Dans les discours publics, on valorise les parents capables de limiter le temps d’écran de leurs enfants, comme si cette responsabilité reposait uniquement sur leur volonté. Pourtant, dans la réalité sociale actuelle, garder un enfant loin des écrans n’est pas seulement une question de choix mais de moyens.

D’abord, il faut du temps. Or, dans de nombreuses familles, les parents travaillent de longues heures, parfois sur plusieurs activités. Le smartphone ou la télévision deviennent alors une solution de survie pour occuper l’enfant pendant que le parent gère le quotidien : travail, cuisine, ménage, transport. Ce n’est pas un manque d’amour, mais un manque de disponibilité imposé par les conditions de vie.
Ensuite, il faut du soutien humain. Les familles qui peuvent compter sur des nounous, des éducateurs, des grands-parents disponibles, ou qui ont accès à des activités parascolaires variées, ont davantage la capacité de proposer des alternatives aux écrans. Dans d’autres contextes, notamment dans les milieux modestes ou monoparentaux, le parent est seul face à tout, et les écrans deviennent un outil pour tenir.

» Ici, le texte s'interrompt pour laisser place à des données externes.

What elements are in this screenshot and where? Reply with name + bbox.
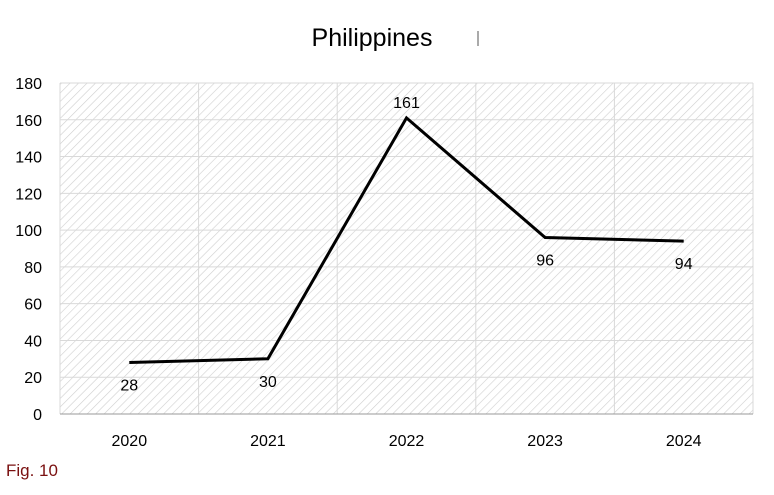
y-tick-label: 60 [24, 297, 42, 314]
y-tick-label: 120 [15, 186, 42, 203]
y-tick-label: 0 [33, 407, 42, 424]
data-label: 94 [675, 256, 693, 273]
y-axis: 0 20 40 60 80 100 120 140 160 180 [15, 76, 42, 424]
y-tick-label: 160 [15, 113, 42, 130]
horizontal-gridlines [60, 82, 753, 378]
figure-label: Fig. 10 [6, 461, 58, 480]
y-tick-label: 20 [24, 370, 42, 387]
x-axis: 2020 2021 2022 2023 2024 [112, 433, 702, 450]
y-tick-label: 180 [15, 76, 42, 93]
y-tick-label: 140 [15, 150, 42, 167]
chart-title: Philippines [312, 24, 433, 52]
y-tick-label: 80 [24, 260, 42, 277]
data-label: 30 [259, 374, 277, 391]
x-tick-label: 2020 [112, 433, 148, 450]
data-label: 96 [536, 252, 554, 269]
x-tick-label: 2021 [250, 433, 286, 450]
x-tick-label: 2023 [527, 433, 563, 450]
data-labels: 28 30 161 96 94 [120, 95, 692, 395]
y-tick-label: 40 [24, 333, 42, 350]
data-label: 28 [120, 378, 138, 395]
data-label: 161 [393, 95, 420, 112]
y-tick-label: 100 [15, 223, 42, 240]
vertical-gridlines [59, 83, 754, 414]
x-tick-label: 2024 [666, 433, 702, 450]
x-tick-label: 2022 [389, 433, 425, 450]
series-line [129, 115, 684, 364]
plot-area [60, 83, 753, 414]
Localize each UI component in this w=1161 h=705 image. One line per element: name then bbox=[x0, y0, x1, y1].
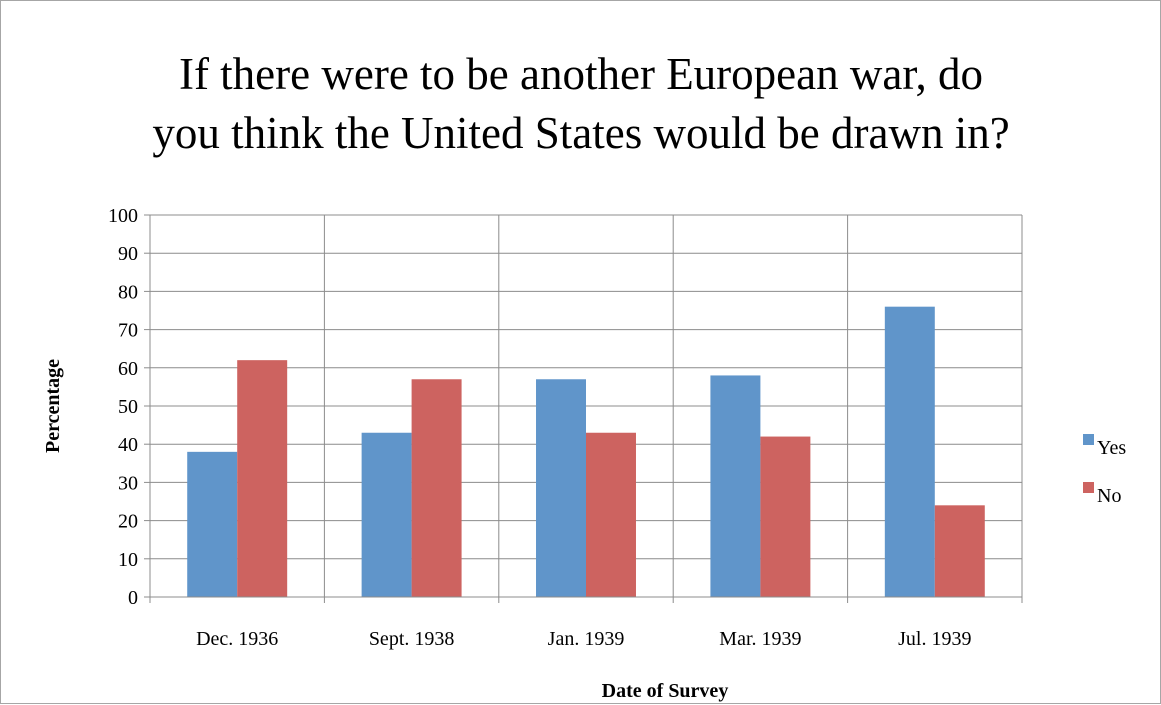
bar-no-0 bbox=[237, 360, 288, 597]
bars bbox=[187, 306, 985, 597]
bar-no-4 bbox=[934, 505, 985, 597]
y-tick-label: 80 bbox=[118, 281, 138, 303]
bar-yes-4 bbox=[884, 306, 935, 597]
y-tick-label: 0 bbox=[128, 587, 138, 609]
x-tick-label: Sept. 1938 bbox=[369, 628, 455, 650]
chart-title: If there were to be another European war… bbox=[152, 49, 1009, 158]
x-tick-labels: Dec. 1936 Sept. 1938 Jan. 1939 Mar. 1939 Jul… bbox=[196, 628, 971, 650]
y-tick-label: 100 bbox=[108, 205, 138, 227]
y-tick-labels: 0 10 20 30 40 50 60 70 80 90 100 bbox=[108, 205, 138, 609]
bar-yes-0 bbox=[187, 451, 238, 597]
legend-label-yes: Yes bbox=[1097, 437, 1126, 459]
chart-title-line-1: If there were to be another European war… bbox=[179, 49, 983, 99]
chart-title-line-2: you think the United States would be dra… bbox=[152, 108, 1009, 158]
x-tick-label: Jan. 1939 bbox=[548, 628, 625, 650]
bar-no-2 bbox=[586, 432, 636, 597]
legend-swatch-yes bbox=[1083, 434, 1094, 445]
legend-label-no: No bbox=[1097, 485, 1121, 507]
y-tick-label: 60 bbox=[118, 358, 138, 380]
y-tick-label: 30 bbox=[118, 472, 138, 494]
bar-yes-3 bbox=[710, 375, 761, 597]
y-tick-label: 40 bbox=[118, 434, 138, 456]
x-tick-label: Jul. 1939 bbox=[898, 628, 971, 650]
legend: Yes No bbox=[1083, 434, 1126, 507]
axes bbox=[144, 214, 1023, 603]
y-tick-label: 70 bbox=[118, 320, 138, 342]
x-axis-title: Date of Survey bbox=[602, 680, 729, 702]
y-tick-label: 20 bbox=[118, 511, 138, 533]
x-tick-label: Mar. 1939 bbox=[719, 628, 801, 650]
y-tick-label: 10 bbox=[118, 549, 138, 571]
bar-yes-1 bbox=[361, 432, 412, 597]
bar-yes-2 bbox=[536, 379, 586, 597]
y-tick-label: 50 bbox=[118, 396, 138, 418]
x-tick-label: Dec. 1936 bbox=[196, 628, 278, 650]
legend-swatch-no bbox=[1083, 482, 1094, 493]
bar-no-3 bbox=[760, 436, 811, 597]
bar-no-1 bbox=[411, 379, 462, 597]
y-axis-title: Percentage bbox=[42, 359, 64, 453]
y-tick-label: 90 bbox=[118, 243, 138, 265]
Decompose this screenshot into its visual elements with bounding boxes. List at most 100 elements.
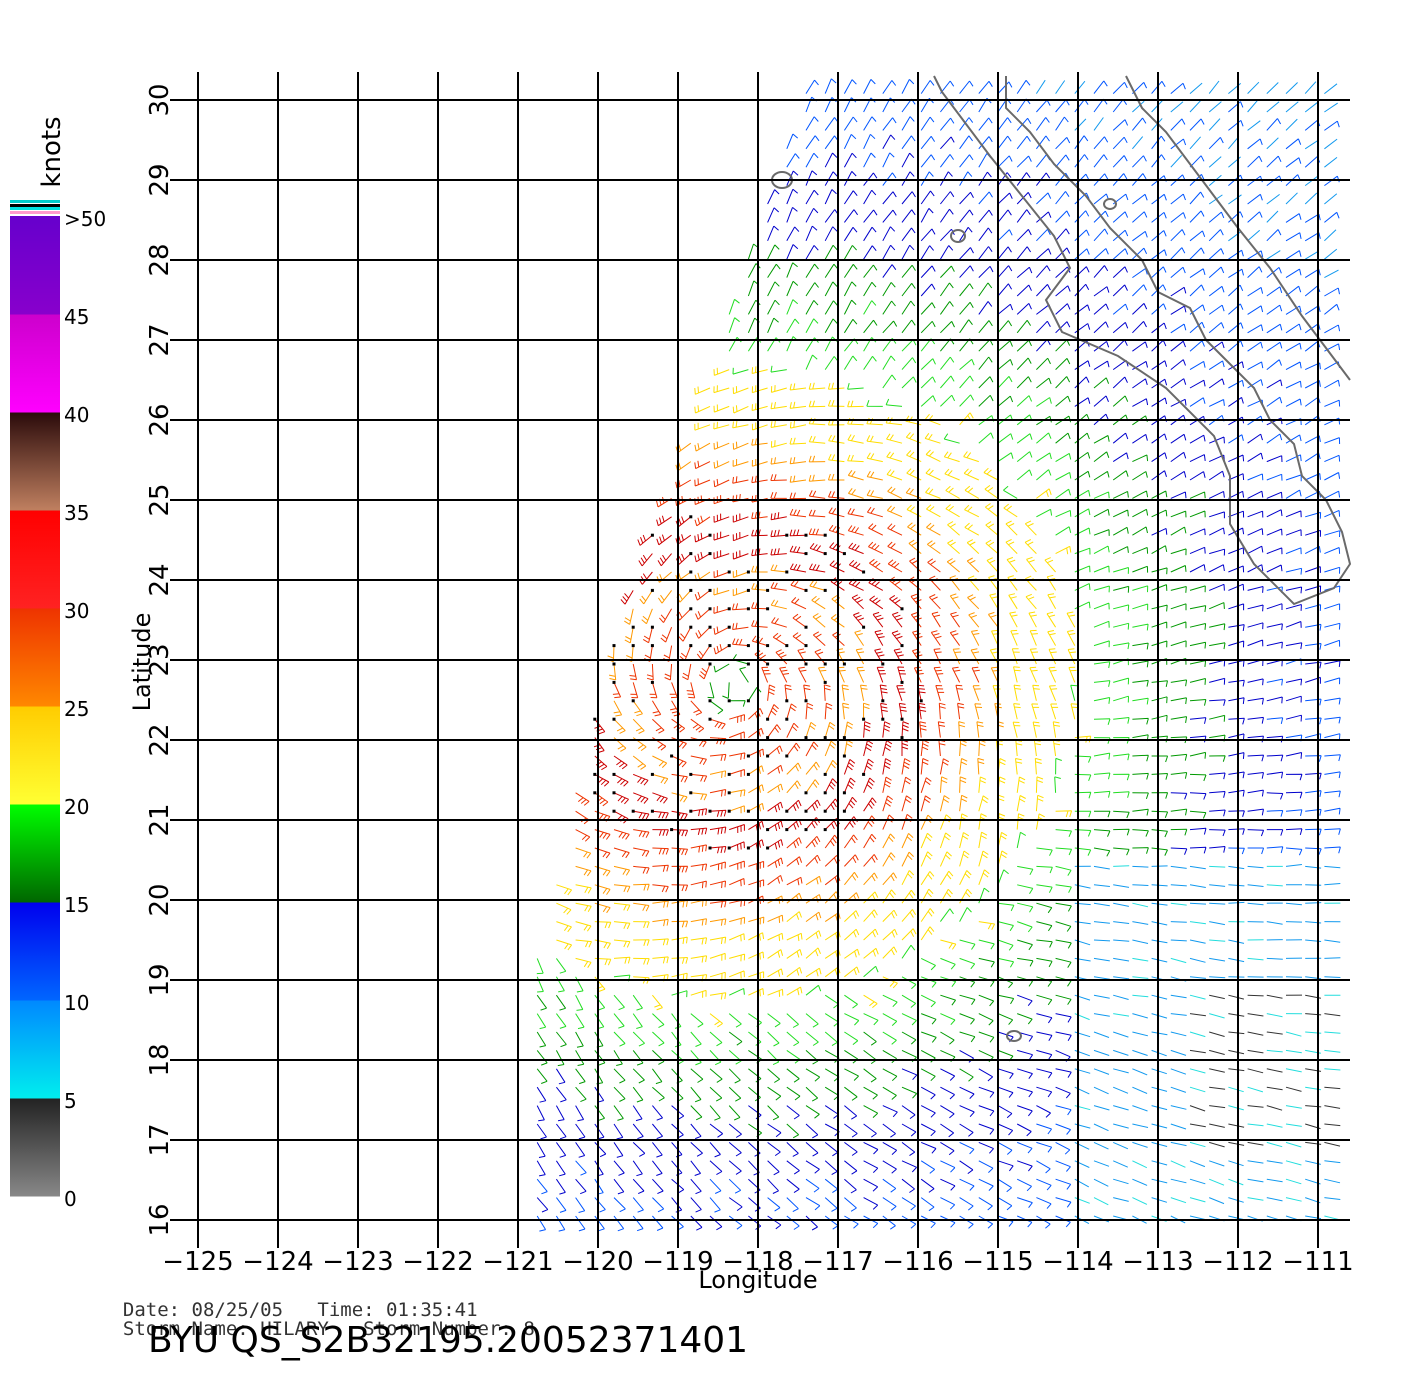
wind-barb bbox=[1055, 509, 1072, 518]
wind-barb bbox=[789, 508, 807, 518]
rain-flag bbox=[746, 754, 750, 758]
wind-barb bbox=[1025, 575, 1037, 591]
wind-barb bbox=[901, 795, 912, 812]
wind-barb bbox=[978, 320, 993, 334]
wind-barb bbox=[786, 336, 799, 352]
wind-barb bbox=[1324, 1086, 1341, 1090]
wind-barb bbox=[748, 708, 764, 720]
wind-barb bbox=[594, 1160, 604, 1177]
wind-barb bbox=[1324, 530, 1341, 538]
wind-barb bbox=[997, 869, 1009, 885]
wind-barb bbox=[939, 870, 954, 886]
wind-barb bbox=[613, 1068, 626, 1084]
rain-flag bbox=[823, 662, 827, 666]
wind-barb bbox=[1074, 229, 1090, 242]
wind-barb bbox=[1189, 471, 1206, 481]
wind-barb bbox=[652, 792, 668, 804]
wind-barb bbox=[959, 99, 974, 113]
wind-barb bbox=[997, 359, 1014, 370]
wind-barb bbox=[767, 1160, 780, 1176]
wind-barb bbox=[1055, 471, 1072, 481]
wind-barb bbox=[694, 590, 711, 601]
wind-barb bbox=[844, 1141, 858, 1156]
wind-barb bbox=[1009, 611, 1018, 628]
wind-barb bbox=[1209, 846, 1226, 853]
wind-barb bbox=[842, 702, 850, 720]
wind-barb bbox=[729, 860, 745, 870]
wind-barb bbox=[920, 926, 935, 941]
rain-flag bbox=[900, 607, 904, 611]
wind-barb bbox=[1247, 286, 1264, 297]
wind-barb bbox=[920, 994, 936, 1008]
wind-barb bbox=[988, 575, 999, 591]
wind-barb bbox=[786, 244, 799, 260]
wind-barb bbox=[728, 1086, 742, 1102]
wind-barb bbox=[908, 539, 922, 554]
wind-barb bbox=[1228, 697, 1245, 705]
wind-barb bbox=[786, 153, 800, 168]
wind-barb bbox=[1093, 136, 1109, 150]
wind-barb bbox=[1070, 684, 1078, 701]
colorbar-label: 20 bbox=[64, 795, 89, 819]
wind-barb bbox=[1055, 247, 1071, 260]
wind-barb bbox=[1093, 640, 1110, 648]
wind-barb bbox=[713, 460, 730, 469]
wind-barb bbox=[690, 844, 707, 853]
wind-barb bbox=[613, 773, 629, 787]
wind-barb bbox=[920, 1086, 936, 1100]
wind-barb bbox=[866, 506, 883, 518]
wind-barb bbox=[594, 1142, 607, 1158]
wind-barb bbox=[970, 648, 980, 665]
wind-barb bbox=[882, 320, 898, 334]
wind-barb bbox=[1036, 452, 1052, 463]
rain-flag bbox=[689, 809, 693, 813]
wind-barb bbox=[1017, 884, 1034, 895]
wind-barb bbox=[920, 376, 936, 389]
wind-barb bbox=[575, 865, 592, 877]
wind-barb bbox=[1036, 488, 1052, 499]
colorbar-label: >50 bbox=[64, 207, 106, 231]
wind-barb bbox=[575, 884, 592, 894]
rain-flag bbox=[708, 607, 712, 611]
wind-barb bbox=[1132, 471, 1148, 481]
wind-barb bbox=[1266, 846, 1284, 854]
wind-barb bbox=[786, 1013, 799, 1028]
wind-barb bbox=[1247, 1105, 1264, 1108]
wind-barb bbox=[652, 1178, 664, 1195]
rain-flag bbox=[727, 699, 731, 703]
wind-barb bbox=[882, 1013, 898, 1026]
wind-barb bbox=[844, 209, 859, 223]
wind-barb bbox=[728, 1031, 743, 1046]
wind-barb bbox=[1132, 378, 1148, 389]
wind-barb bbox=[940, 394, 956, 407]
wind-barb bbox=[997, 976, 1014, 989]
wind-barb bbox=[938, 702, 946, 720]
wind-barb bbox=[1170, 101, 1184, 113]
wind-barb bbox=[959, 1141, 975, 1155]
wind-barb bbox=[882, 976, 898, 989]
wind-barb bbox=[1247, 379, 1264, 389]
wind-barb bbox=[940, 1068, 956, 1081]
wind-barb bbox=[1247, 473, 1264, 481]
wind-barb bbox=[713, 404, 730, 413]
wind-barb bbox=[575, 1031, 584, 1048]
wind-barb bbox=[940, 1178, 956, 1191]
wind-barb bbox=[613, 956, 631, 964]
rain-flag bbox=[650, 680, 654, 684]
wind-barb bbox=[886, 505, 903, 518]
wind-barb bbox=[1113, 884, 1130, 888]
wind-barb bbox=[575, 1197, 586, 1213]
wind-barb bbox=[1151, 452, 1168, 463]
wind-barb bbox=[671, 829, 689, 837]
wind-barb bbox=[751, 422, 768, 431]
wind-barb bbox=[575, 1178, 587, 1195]
wind-barb bbox=[863, 226, 877, 242]
wind-barb bbox=[885, 398, 903, 407]
wind-barb bbox=[847, 525, 864, 536]
wind-barb bbox=[940, 939, 957, 950]
colorbar-stripe bbox=[10, 207, 60, 210]
rain-flag bbox=[727, 846, 731, 850]
wind-barb bbox=[1228, 565, 1245, 573]
wind-barb bbox=[732, 386, 749, 395]
lat-tick-label: 19 bbox=[145, 963, 175, 996]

À cela s’ajoutent les ressources matérielles. Proposer des activités stimulantes, des sorties culturelles, des jeux éducatifs, des livres, des espaces verts, requiert souvent de l’argent et un environnement favorable. Ce n’est pas un hasard si l’exposition excessive aux écrans touche plus fortement les milieux fragiles : l’écran devient la seule distraction accessible.
Enfin, il faut considérer la pression numérique du monde moderne. Aujourd’hui, tout passe par les écrans : école numérique, plateformes éducatives, communication. Refuser l’écran n’est plus simplement protéger l’enfant : c’est parfois lutter contre un système.
Ainsi, dans un contexte où le temps est rare, les ressources limitées, et les soutiens familiaux inégaux, élever un enfant sans écrans devient un privilège social. Ce n’est pas un choix individuel isolé : c’est une conséquence directe des inégalités économiques et du mode de vie contemporain.
Éloigner un enfant des écrans n’est pas seulement un geste éducatif,
c’est un symbole de stabilité financière, de disponibilité parentale et de soutien social.
Autrement dit, la vraie question n’est pas pourquoi certains parents n’y arrivent pas, mais pourquoi seuls certains en ont la possibilité.